Chart of global gold demand by sector, 2001-2016. Source: BullionVault via WGC, TR-GFMS
 
Jewelry accounted for 80% of private-sector gold demand in 2001, falling to 67% in 2006 and now dropping below 50% over the last 5 years according to data from market-development organization the World Gold Council.
 
Gold investment in contrast has surged from below 10% to more than two-fifths, with industrial demand holding around one-tenth.
 
Central-bank activity has meantime flipped in the 21st Century from a source of supply – led by Western European governments selling their "legacy" holdings from the post-WWII monetary gold standard – to a significant source of demand, led by China and Russia.
 
2016's drop in the Chinese Yuan's exchange rate helped gold prices rise more than 50% by mid-year, worsening the third consecutive decline in China's household jewelry demand on GFMS's data.
 
"Most industry insiders continue to be wary of the outlook," the consultancy says, "and expect another year of declines" in 2017.
 
China's private gold investment demand meanwhile rose notably in the last 3 months of the year, GFMS adds. But amid the Yuan's continued weakness "other alternative assets have drawn attention", notably the globally traded crypto-currency Bitcoin, which "has stolen some love away from gold." 
 
More dramatic in 2016 was the plunge in both jewelry and investment demand in India.
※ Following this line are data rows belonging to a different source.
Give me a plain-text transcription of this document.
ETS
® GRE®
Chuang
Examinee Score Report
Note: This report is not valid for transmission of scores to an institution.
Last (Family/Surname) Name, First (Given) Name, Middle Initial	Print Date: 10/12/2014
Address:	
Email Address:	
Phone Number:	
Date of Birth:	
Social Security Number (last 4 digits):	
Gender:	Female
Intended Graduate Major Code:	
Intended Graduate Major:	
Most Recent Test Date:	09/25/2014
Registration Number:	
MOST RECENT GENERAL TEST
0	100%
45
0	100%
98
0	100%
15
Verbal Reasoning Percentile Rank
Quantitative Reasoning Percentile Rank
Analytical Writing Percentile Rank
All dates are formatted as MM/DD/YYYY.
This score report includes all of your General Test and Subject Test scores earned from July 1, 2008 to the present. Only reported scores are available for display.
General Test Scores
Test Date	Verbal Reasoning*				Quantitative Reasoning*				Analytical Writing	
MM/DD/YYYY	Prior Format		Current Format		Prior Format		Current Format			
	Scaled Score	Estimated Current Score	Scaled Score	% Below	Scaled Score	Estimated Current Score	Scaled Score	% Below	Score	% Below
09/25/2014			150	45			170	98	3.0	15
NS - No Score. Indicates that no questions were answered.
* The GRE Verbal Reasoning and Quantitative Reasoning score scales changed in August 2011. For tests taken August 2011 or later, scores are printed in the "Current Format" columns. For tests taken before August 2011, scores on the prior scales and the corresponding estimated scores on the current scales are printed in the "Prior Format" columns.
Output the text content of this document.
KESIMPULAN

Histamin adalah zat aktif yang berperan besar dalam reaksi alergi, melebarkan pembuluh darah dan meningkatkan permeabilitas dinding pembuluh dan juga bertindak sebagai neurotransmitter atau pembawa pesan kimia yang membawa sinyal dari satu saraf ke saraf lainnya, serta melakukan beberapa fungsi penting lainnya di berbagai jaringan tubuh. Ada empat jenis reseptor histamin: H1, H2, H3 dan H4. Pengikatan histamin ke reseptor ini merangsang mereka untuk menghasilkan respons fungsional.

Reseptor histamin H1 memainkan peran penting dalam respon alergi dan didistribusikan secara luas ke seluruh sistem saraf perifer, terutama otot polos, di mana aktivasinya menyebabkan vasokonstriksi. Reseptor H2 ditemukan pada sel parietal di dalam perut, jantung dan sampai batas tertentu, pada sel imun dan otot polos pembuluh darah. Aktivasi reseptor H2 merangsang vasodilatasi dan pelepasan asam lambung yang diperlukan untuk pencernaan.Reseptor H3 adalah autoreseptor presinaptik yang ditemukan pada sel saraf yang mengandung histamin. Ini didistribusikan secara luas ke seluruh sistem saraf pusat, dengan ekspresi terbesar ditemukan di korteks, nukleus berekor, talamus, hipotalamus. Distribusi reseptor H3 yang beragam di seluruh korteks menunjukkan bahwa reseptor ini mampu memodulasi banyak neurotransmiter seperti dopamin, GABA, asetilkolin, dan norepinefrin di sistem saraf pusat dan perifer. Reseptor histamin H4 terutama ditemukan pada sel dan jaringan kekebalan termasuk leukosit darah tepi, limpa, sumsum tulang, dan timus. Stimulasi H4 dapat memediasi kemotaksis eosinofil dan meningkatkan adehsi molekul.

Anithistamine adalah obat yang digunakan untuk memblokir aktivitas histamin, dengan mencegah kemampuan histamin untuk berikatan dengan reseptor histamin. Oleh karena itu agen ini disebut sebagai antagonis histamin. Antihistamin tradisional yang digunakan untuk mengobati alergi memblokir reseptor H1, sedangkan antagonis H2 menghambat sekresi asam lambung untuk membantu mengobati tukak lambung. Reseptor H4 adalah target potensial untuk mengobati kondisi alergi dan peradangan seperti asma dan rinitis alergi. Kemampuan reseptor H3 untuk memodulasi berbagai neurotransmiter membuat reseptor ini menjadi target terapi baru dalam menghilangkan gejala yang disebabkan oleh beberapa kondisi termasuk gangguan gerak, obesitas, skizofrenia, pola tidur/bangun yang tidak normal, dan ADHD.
Total demand fell by more than one-third on GFMS's data, sinking to a 13-year low as high Rupee prices combined with government action to cut imports almost in half.
 
"Frenzied gold buying" followed November 8th's shock demonetisation of India's highest-value banknotes, GFMS says, as consumers holding 500 and 1,000 Rupee notes raced to spend them before the midnight deadline.
 
In cancelling 86% of India's existing currency supply however, the Modi government moved to "checkmate black money and counterfeit currencies," GFMS believes, creating "panic" within the country's gold industry as tax inspectors investigate possible money laundering through sales made after the November deadline.
 
Uncertainty over the government's gold policies is set to retreat in coming months, GFMS notes, as the Union Budget due in February confirms the General Sales Tax rate and possibly cuts India's high 10% import duty on bullion.
 
The second half of 2017 will then "likely see a strong recovery" in India's gold import demand.